Perhaps all that show of efficiency and frantic record-keeping that you get in Anglo-Saxon hospitals is otiose, or maybe it masks something very unsalubrious. It’s in British hospitals, after all, that super-bugs explode and cases of horrendous neglect and negligeance are uncovered, not here. Of course, we are exceptionally lucky, in an area where the health service really works. There are plenty of areas of Italy in which I would think much more than twice about getting myself to hospital.
In fact, many years ago I treated an ankle – sprained? fractured? – which had swollen to the size of a football with two days of lying on an airbed with my foot dangling in the Med rather than going to have it treated on the Amalfi Coast. I limped for months afterwards and had to be very careful about how and where I placed that foot. Foolish? Perhaps. But anything to do with ill-health in the Naples area is very dodgy indeed.

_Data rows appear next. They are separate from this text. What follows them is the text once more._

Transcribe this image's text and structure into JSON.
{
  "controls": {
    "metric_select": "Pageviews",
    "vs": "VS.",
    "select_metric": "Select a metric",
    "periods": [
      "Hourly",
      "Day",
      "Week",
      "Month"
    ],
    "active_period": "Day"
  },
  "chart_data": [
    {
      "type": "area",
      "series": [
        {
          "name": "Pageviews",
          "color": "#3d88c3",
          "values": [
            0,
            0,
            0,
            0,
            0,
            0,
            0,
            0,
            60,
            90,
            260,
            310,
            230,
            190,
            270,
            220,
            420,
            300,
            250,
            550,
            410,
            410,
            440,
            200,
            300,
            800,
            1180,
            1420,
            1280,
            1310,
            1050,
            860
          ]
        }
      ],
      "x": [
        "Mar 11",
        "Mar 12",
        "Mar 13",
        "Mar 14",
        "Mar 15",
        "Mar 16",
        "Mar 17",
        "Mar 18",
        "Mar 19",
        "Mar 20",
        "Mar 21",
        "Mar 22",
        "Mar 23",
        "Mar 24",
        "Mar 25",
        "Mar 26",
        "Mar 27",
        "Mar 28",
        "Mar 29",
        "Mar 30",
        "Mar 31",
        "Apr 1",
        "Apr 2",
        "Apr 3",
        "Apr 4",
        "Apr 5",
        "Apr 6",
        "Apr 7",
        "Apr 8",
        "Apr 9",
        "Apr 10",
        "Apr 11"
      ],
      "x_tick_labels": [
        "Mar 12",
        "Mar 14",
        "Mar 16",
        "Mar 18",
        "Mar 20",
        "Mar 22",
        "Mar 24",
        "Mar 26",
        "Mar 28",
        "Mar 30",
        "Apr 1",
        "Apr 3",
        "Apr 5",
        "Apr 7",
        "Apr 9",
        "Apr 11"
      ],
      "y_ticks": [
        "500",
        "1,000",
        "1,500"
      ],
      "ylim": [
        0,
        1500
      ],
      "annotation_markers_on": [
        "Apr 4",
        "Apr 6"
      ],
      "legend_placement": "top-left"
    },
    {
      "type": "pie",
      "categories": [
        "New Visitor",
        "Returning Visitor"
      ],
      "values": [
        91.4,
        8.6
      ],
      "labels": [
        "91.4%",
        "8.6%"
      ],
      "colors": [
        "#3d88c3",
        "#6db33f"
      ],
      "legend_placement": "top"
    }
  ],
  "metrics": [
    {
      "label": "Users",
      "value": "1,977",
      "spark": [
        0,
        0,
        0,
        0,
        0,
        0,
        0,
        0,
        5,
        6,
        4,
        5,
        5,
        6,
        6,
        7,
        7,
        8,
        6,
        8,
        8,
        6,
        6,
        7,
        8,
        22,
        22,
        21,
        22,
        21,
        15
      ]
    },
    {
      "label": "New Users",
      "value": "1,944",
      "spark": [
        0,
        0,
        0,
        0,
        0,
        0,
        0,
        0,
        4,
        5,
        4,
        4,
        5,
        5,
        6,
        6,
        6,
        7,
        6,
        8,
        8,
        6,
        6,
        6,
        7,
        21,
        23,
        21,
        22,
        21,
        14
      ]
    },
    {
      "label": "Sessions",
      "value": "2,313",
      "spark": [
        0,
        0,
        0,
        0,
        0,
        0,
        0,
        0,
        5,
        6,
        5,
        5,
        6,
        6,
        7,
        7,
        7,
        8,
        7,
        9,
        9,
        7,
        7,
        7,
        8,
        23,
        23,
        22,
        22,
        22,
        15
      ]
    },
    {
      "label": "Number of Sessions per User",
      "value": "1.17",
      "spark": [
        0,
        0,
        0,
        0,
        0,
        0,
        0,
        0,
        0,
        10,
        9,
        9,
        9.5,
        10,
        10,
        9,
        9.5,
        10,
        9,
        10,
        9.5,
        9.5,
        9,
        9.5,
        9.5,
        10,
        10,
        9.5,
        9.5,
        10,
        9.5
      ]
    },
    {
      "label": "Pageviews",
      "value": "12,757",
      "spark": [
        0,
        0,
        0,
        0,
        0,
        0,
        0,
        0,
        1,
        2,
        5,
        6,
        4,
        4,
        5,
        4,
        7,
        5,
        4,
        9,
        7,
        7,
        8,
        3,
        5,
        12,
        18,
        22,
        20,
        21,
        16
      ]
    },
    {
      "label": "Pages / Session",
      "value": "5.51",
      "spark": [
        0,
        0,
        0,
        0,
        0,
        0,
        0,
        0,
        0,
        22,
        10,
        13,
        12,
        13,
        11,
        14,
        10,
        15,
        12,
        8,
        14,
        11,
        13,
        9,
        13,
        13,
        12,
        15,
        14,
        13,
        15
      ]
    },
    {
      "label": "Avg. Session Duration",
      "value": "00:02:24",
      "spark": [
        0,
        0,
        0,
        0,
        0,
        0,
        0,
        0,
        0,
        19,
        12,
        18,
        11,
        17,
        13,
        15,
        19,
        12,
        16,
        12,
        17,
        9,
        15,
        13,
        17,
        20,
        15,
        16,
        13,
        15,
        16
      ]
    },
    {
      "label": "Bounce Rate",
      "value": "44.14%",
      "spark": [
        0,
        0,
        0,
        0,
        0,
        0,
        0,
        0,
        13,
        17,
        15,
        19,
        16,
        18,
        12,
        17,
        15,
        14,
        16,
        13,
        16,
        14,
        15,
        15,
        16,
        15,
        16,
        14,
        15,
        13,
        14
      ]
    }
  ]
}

Another Indi incident – one that gave me yet another sleepless night. I had asked him to weed between the buddleia. I told him he could cut back the lilac which is taking over up there. I told him not to remove a single sprig of the Erygeron which is sprouting all over the place, prettily. While I was there with him, picking cherries, all went well. But in the half hour I was in the kitchen, he pruned everything, right up to the carpark, right back. That lovely area beneath the cherry tree – every time I got out of the car I looked at it and my heart leapt – had been a lush confusion of hydrangea and Viburnum opulus and Chaenomeles. Not they’re all sad little blobs, neatly trimmed into uncomfortably regular shapes. “I thought you’d like it,” was his I’m-so-hurt explanation. I almost wept. It’s a good thing that plants grow back.